Whaling required skill and resources and was conducted by the nobility that grew in power on the Northwest Coast.
At Ozette a mudslide in the Spring ~ A.D. 1750 destroyed an entire section of noble and commoner homes along the beach. This event created an anaerobic environment that preserved wood, bone, textile and cordage to create an unprecedented preservation of perishable artifacts (Ozette is sometime called the 'North American Pompeii).
Thus, artifacts that are not normally preserved are present in proportion to their normal quantitative sample. Further, Daugherty combined archaeological research with tribal knowledge such that cataloging utilized scientific preservation technology and ethnosemantic Makah language classification of artifacts as they were stored at the Makah research facility.

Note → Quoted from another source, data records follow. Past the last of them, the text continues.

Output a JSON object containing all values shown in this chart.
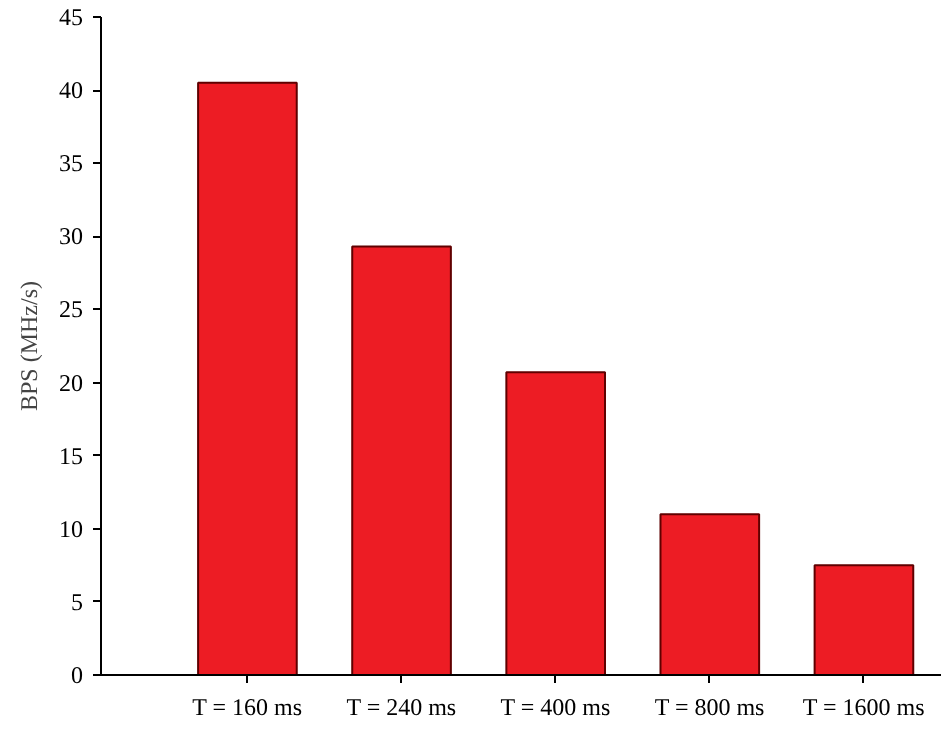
{
  "chart_data": {
    "type": "bar",
    "ylabel": "BPS (MHz/s)",
    "categories": [
      "T = 160 ms",
      "T = 240 ms",
      "T = 400 ms",
      "T = 800 ms",
      "T = 1600 ms"
    ],
    "values": [
      40.5,
      29.3,
      20.7,
      11,
      7.5
    ],
    "color": "#ed1c24",
    "ylim": [
      0,
      45
    ],
    "yticks": [
      0,
      5,
      10,
      15,
      20,
      25,
      30,
      35,
      40,
      45
    ],
    "grid": false
  }
}
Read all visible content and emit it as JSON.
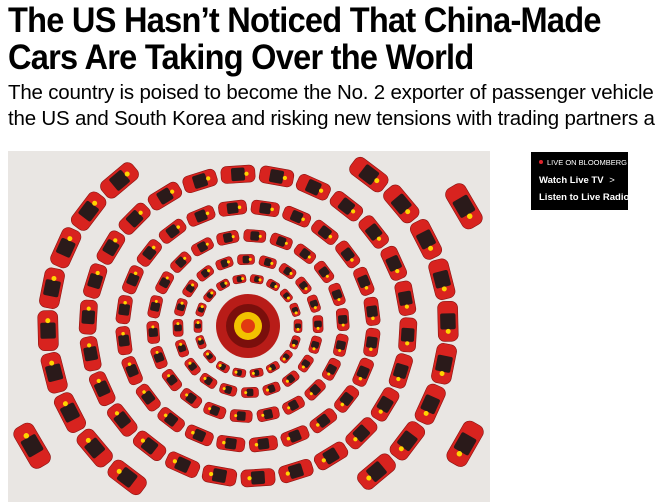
{
  "article": {
    "headline_line1": "The US Hasn’t Noticed That China-Made",
    "headline_line2": "Cars Are Taking Over the World",
    "dek_line1": "The country is poised to become the No. 2 exporter of passenger vehicle",
    "dek_line2": "the US and South Korea and risking new tensions with trading partners a",
    "hero_image": "concentric-rings-of-red-cars-with-chinese-flags"
  },
  "live_box": {
    "tag": "LIVE ON BLOOMBERG",
    "watch": "Watch Live TV",
    "watch_chevron": ">",
    "listen": "Listen to Live Radio",
    "dot_color": "#e0242b"
  },
  "colors": {
    "car_red": "#d8231f",
    "flag_star": "#ffd400"
  }
}
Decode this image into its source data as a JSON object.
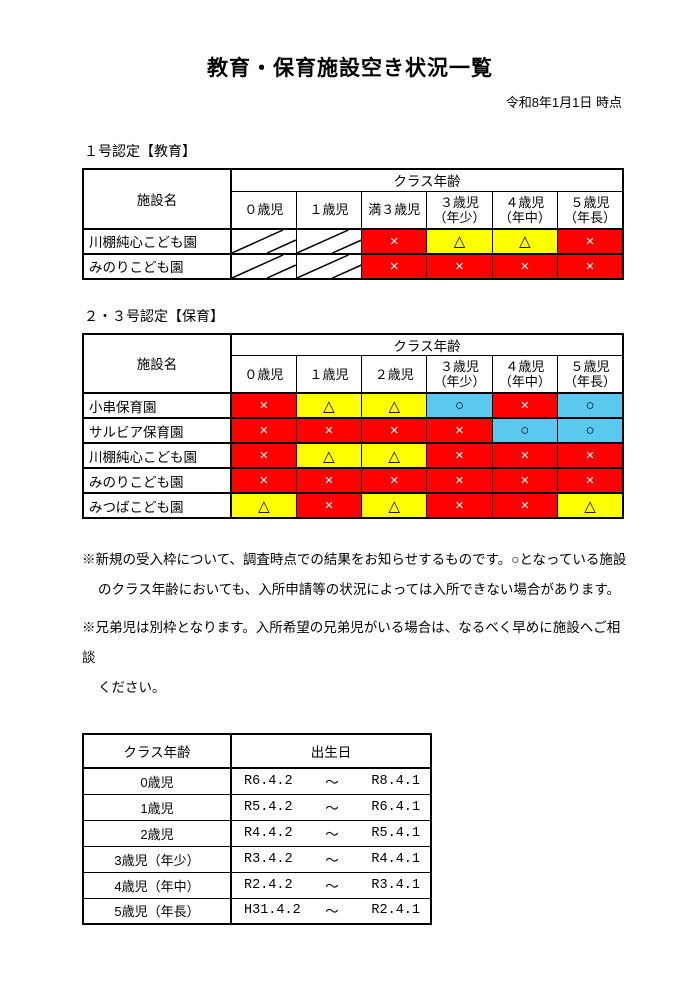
{
  "header": {
    "title": "教育・保育施設空き状況一覧",
    "as_of": "令和8年1月1日 時点"
  },
  "status": {
    "x": {
      "symbol": "×",
      "bg": "#FF0000",
      "fg": "#FFFFFF",
      "meaning": "full"
    },
    "tri": {
      "symbol": "△",
      "bg": "#FFFF00",
      "fg": "#000000",
      "meaning": "few"
    },
    "o": {
      "symbol": "○",
      "bg": "#5BC8F0",
      "fg": "#000000",
      "meaning": "open"
    },
    "na": {
      "symbol": "",
      "bg": "#FFFFFF",
      "fg": "#000000",
      "meaning": "not-applicable"
    }
  },
  "education_table": {
    "section_label": "１号認定【教育】",
    "name_header": "施設名",
    "group_header": "クラス年齢",
    "columns": [
      [
        "０歳児"
      ],
      [
        "１歳児"
      ],
      [
        "満３歳児"
      ],
      [
        "３歳児",
        "（年少）"
      ],
      [
        "４歳児",
        "（年中）"
      ],
      [
        "５歳児",
        "（年長）"
      ]
    ],
    "rows": [
      {
        "name": "川棚純心こども園",
        "cells": [
          "na",
          "na",
          "x",
          "tri",
          "tri",
          "x"
        ]
      },
      {
        "name": "みのりこども園",
        "cells": [
          "na",
          "na",
          "x",
          "x",
          "x",
          "x"
        ]
      }
    ]
  },
  "childcare_table": {
    "section_label": "２・３号認定【保育】",
    "name_header": "施設名",
    "group_header": "クラス年齢",
    "columns": [
      [
        "０歳児"
      ],
      [
        "１歳児"
      ],
      [
        "２歳児"
      ],
      [
        "３歳児",
        "（年少）"
      ],
      [
        "４歳児",
        "（年中）"
      ],
      [
        "５歳児",
        "（年長）"
      ]
    ],
    "rows": [
      {
        "name": "小串保育園",
        "cells": [
          "x",
          "tri",
          "tri",
          "o",
          "x",
          "o"
        ]
      },
      {
        "name": "サルビア保育園",
        "cells": [
          "x",
          "x",
          "x",
          "x",
          "o",
          "o"
        ]
      },
      {
        "name": "川棚純心こども園",
        "cells": [
          "x",
          "tri",
          "tri",
          "x",
          "x",
          "x"
        ]
      },
      {
        "name": "みのりこども園",
        "cells": [
          "x",
          "x",
          "x",
          "x",
          "x",
          "x"
        ]
      },
      {
        "name": "みつばこども園",
        "cells": [
          "tri",
          "x",
          "tri",
          "x",
          "x",
          "tri"
        ]
      }
    ]
  },
  "notes": [
    {
      "lines": [
        "※新規の受入枠について、調査時点での結果をお知らせするものです。○となっている施設",
        "のクラス年齢においても、入所申請等の状況によっては入所できない場合があります。"
      ]
    },
    {
      "lines": [
        "※兄弟児は別枠となります。入所希望の兄弟児がいる場合は、なるべく早めに施設へご相談",
        "ください。"
      ]
    }
  ],
  "birthdate_table": {
    "class_age_header": "クラス年齢",
    "birthdate_header": "出生日",
    "range_separator": "～",
    "rows": [
      {
        "class_age": "0歳児",
        "from": "R6.4.2",
        "to": "R8.4.1"
      },
      {
        "class_age": "1歳児",
        "from": "R5.4.2",
        "to": "R6.4.1"
      },
      {
        "class_age": "2歳児",
        "from": "R4.4.2",
        "to": "R5.4.1"
      },
      {
        "class_age": "3歳児（年少）",
        "from": "R3.4.2",
        "to": "R4.4.1"
      },
      {
        "class_age": "4歳児（年中）",
        "from": "R2.4.2",
        "to": "R3.4.1"
      },
      {
        "class_age": "5歳児（年長）",
        "from": "H31.4.2",
        "to": "R2.4.1"
      }
    ]
  }
}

|III. Contemporary Status|
As funds ran out excavation ceased around 1982. Yet, artifacts were under the care of the Makah nation. Thus, the Makah Culture and Research Center was established and in 1992 a world class/ tribally run museum was established in Neah Bay. Many tribal artisans reproduced artifacts found at Ozette for display and a Makah language revival took place in conjunction with the culture center. Gill nets found at Ozette have been used in court cases demonstrating prehistoric use of nets. Recently, with considerable controversy, the Makah have conducted traditional whale hunts; sanctioned by the International Whaling Commission. The last traditional Makah hunt was in 1926 and the first modern hunt was in 1998.
The Ozette Archaeological Site is non accessible by vehicle but one can get permission to hike into the coastal area of Cape Flattery Trail from Neah Bay. The Ozette Archaeological Site is listed in the National Register of Historic Places.